Regretter quoi ? Son César pour Lady Chatterley (2006), de Pascale Ferran, et d’avoir joué pour Claude Miller, Guillaume Canet ou Pascal Thomas ? Son Molière pour Actrice, de Pascal Rambert, et d’avoir été dirigée par Klaus Michael Grüber, Patrice Chéreau ou Luc Bondy ? Ou son prix d’interprétation féminine au festival Séries Mania pour Mytho, écrite par Anne Berest et Fabrice Gobert (sur Arte, à partir du jeudi 10 octobre), tout en étant cette année sur France 2 (avec Zone blanche, où elle fait une arrivée remarquée en deuxième saison) et sur France 3, dans un épisode de Capitaine Marleau avec Corinne Masiero. Non, bien sûr, son regret, c’est de n’avoir pas eu « les épaules pour la rébellion ». Pas assez tôt, pas assez vite. « D’avoir été une enfant sage, d’avoir voulu être une bonne fille… »

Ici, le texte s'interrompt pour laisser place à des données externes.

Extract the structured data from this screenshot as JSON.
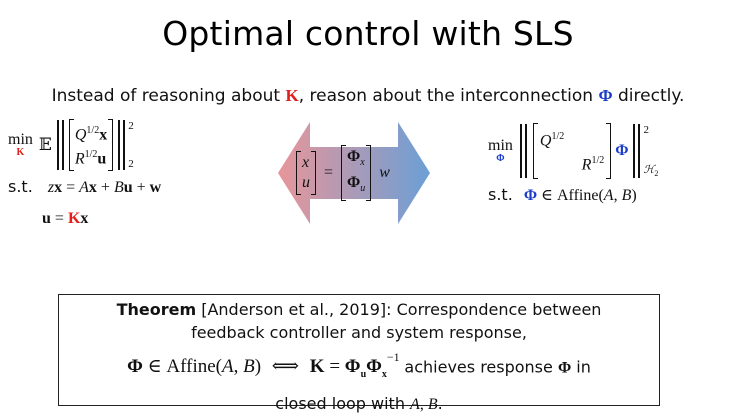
{
  "slide": {
    "title": "Optimal control with SLS",
    "subtitle": {
      "before": "Instead of reasoning about ",
      "K": "K",
      "middle": ", reason about the interconnection ",
      "Phi": "Φ",
      "after": " directly."
    }
  },
  "left_problem": {
    "min": "min",
    "min_var": "K",
    "expect": "𝔼",
    "row1": "Q",
    "row1_sup": "1/2",
    "row1_var": "x",
    "row2": "R",
    "row2_sup": "1/2",
    "row2_var": "u",
    "norm_sup": "2",
    "norm_sub": "2",
    "st": "s.t.",
    "constraint1": {
      "z": "z",
      "x": "x",
      "eq": " = ",
      "A": "A",
      "x2": "x",
      "plus1": " + ",
      "B": "B",
      "u": "u",
      "plus2": " + ",
      "w": "w"
    },
    "constraint2": {
      "u": "u",
      "eq": " = ",
      "K": "K",
      "x": "x"
    }
  },
  "arrow": {
    "left_vec": [
      "x",
      "u"
    ],
    "eq": "=",
    "phi_x": "Φ",
    "phi_x_sub": "x",
    "phi_u": "Φ",
    "phi_u_sub": "u",
    "w": "w",
    "colors": {
      "left": "#e8969a",
      "right": "#6b9fd6"
    }
  },
  "right_problem": {
    "min": "min",
    "min_var": "Φ",
    "Q": "Q",
    "Q_sup": "1/2",
    "R": "R",
    "R_sup": "1/2",
    "Phi": "Φ",
    "norm_sup": "2",
    "norm_sub": "ℋ",
    "norm_sub2": "2",
    "st": "s.t.",
    "constraint_phi": "Φ",
    "constraint_rest": " ∈ Affine(",
    "A": "A",
    "comma": ", ",
    "B": "B",
    "close": ")"
  },
  "theorem": {
    "label": "Theorem",
    "citation": " [Anderson et al., 2019]: Correspondence between",
    "line2": "feedback controller and system response,",
    "phi": "Φ",
    "in_affine": " ∈ Affine(",
    "A": "A",
    "comma": ", ",
    "B": "B",
    "close": ")",
    "iff": "⟺",
    "K": "K",
    "eq": " = ",
    "phi_u": "Φ",
    "phi_u_sub": "u",
    "phi_x": "Φ",
    "phi_x_sub": "x",
    "inv": "−1",
    "achieves": " achieves response ",
    "phi2": "Φ",
    "in": " in",
    "line4_before": "closed loop with ",
    "line4_A": "A",
    "line4_comma": ", ",
    "line4_B": "B",
    "line4_after": "."
  }
}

Marina Hands raconte une enfance joyeuse, « crédule et naïve… Mes copines m’appelaient “la poire” »

Elle raconte une enfance joyeuse, « crédule et naïve… Mes copines m’appelaient la poire” ». Sa mère, Ludmila Mikaël, sociétaire de la Comédie-Française, parcourt les scènes. Son père, Terry Hands, longtemps à la tête de la Royal Shakespeare Company, est reparti au Royaume-Uni alors qu’elle n’a qu’un an. C’est sa grand-mère maternelle, accompagnatrice de piano, qui s’occupe d’elle, l’emmène partout, aux spectacles, aux concerts. Il y a toujours de la musique chez elle. Et un mur où la petite est invitée à dessiner. Trois chats dont un sur l’épaule, la grand-mère fume le cigare, ne met pas sa ceinture de sécurité… Atteinte d’Alzheimer, elle est morte dans ses bras il y a une dizaine d’années : « Un cataclysme. »

Lorsqu’elle réfléchit, Marina Hands frotte le bout de son nez. Elle se livre sans manière, cherche l’échange, espère la confiance, même si on sent bien, quelque part tout au fond, un petit coin inatteignable, fermé à double tour. Question de survie.

« Rencontres amoureuses »

« Méchant », le mot est venu tout seul, en parlant de son père, « qui m’a toujours censurée » : lorsqu’elle a voulu faire de la danse, puis du cirque, du théâtre ou devenir cavalière de haut niveau – « Ce n’était jamais assez bien. » Ou encore quand elle a eu quelques velléités de se faire belle et coquette – « Il détestait ça. » En 2009, elle a accepté de jouer sous sa direction Marie Stuart, de Schiller, au Pays de Galles. L’expérience fut un cauchemar. Pendant quatre ans, elle n’a pas pu remonter sur les planches, raconte-t-elle. Depuis, ils s’évitent.